Below are some papers and some references that may help you with ideas for projects. Professor Gelb also has some ideas on expanding the research in these papers. (You will note that the papers often don't correspond directly to the research topic. That is because we are interested in expanding the ideas from these papers to new applications!) The referenced papers are all available for download through the Dartmouth library system.

Course Policies

Honor Principle

Students are encouraged to work together to understand course material. This includes helping each other by providing insight into homework problems. However, each student is responsible for his/her own assignment, and any homework problem solution that appears to result from a team effort will result in zero points awarded for all parties involved. It is also important to avoid plagiarism in your final project report, and to cite all work appropriately. When in doubt, please ask Professor Fu or Gelb what the proper protocol is. You should also refer to Academic Honor Principle.

Accessibility Policy

Students needing special accommodations are encouraged to make an office appointment with Professors Gelb and Fu prior to the end of the second week of the term. At this time, students should provide copies of disability registration forms, which list the particular accommodations recommended Student Accessibility Services within the Academic Skills Center. The Director of Student Accessibility is Ward Newmeyer. Office 205 Collis Center; Phone (603) 646-9900.

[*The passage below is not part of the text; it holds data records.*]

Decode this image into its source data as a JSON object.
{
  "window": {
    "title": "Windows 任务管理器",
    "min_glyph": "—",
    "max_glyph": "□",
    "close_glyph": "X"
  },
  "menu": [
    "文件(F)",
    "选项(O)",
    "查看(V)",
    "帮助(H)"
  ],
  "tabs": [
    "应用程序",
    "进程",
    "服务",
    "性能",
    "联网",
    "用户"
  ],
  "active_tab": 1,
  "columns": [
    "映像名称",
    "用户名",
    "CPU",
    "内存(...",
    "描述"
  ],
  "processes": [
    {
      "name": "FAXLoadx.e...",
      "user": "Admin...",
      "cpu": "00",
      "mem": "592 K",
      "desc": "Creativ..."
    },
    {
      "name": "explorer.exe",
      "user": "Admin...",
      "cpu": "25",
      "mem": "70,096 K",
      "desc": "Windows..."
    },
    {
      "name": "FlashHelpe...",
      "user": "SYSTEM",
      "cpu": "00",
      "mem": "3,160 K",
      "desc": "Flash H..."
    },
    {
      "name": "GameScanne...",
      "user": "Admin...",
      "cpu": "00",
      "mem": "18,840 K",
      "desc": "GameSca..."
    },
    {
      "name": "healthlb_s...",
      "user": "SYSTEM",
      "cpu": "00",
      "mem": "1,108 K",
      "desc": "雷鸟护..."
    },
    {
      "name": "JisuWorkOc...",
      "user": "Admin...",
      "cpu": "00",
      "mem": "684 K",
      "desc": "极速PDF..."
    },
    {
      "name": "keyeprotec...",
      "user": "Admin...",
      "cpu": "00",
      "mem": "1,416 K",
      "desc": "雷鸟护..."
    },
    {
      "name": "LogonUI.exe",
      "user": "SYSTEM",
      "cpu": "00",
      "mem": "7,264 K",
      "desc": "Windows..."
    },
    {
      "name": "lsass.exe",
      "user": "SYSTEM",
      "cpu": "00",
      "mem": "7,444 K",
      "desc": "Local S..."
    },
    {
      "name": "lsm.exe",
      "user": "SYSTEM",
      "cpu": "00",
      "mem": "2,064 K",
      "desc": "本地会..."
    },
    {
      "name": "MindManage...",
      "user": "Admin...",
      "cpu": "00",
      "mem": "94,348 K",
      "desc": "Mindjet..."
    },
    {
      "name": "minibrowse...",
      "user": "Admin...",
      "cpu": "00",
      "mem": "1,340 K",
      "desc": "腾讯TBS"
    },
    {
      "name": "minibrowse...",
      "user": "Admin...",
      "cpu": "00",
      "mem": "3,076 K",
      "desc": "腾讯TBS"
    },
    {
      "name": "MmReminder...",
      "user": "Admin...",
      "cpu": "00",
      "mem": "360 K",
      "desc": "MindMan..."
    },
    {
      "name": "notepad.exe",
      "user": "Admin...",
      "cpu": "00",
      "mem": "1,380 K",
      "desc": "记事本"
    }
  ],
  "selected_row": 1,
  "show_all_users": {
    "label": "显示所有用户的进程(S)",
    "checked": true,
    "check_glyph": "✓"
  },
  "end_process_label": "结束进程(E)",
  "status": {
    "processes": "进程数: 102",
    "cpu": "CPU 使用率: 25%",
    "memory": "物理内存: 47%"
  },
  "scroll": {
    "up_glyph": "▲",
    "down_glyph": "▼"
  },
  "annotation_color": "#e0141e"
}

Student Religious Observances

Some students may wish to take part in religious observances that fall during this academic term. Should you have a religious observance that conflicts with your participation in the course, please come speak with your instructor before the end of the second week of the term to discuss appropriate accommodations.

Late Policy

Deadlines will be strictly enforced. In extreme cases late final project reports will be accepted with a penalty of 5% incurring each day. The maximum extension period underal all circumstances is 4 days. Students must request extensions for the final project with instructors one week prior to the due date. Students requesting special accommodations should inform the instructors well in advance so that the instructors will have sufficient time to work with Student Accessibility Services to ensure appropriate accommodation.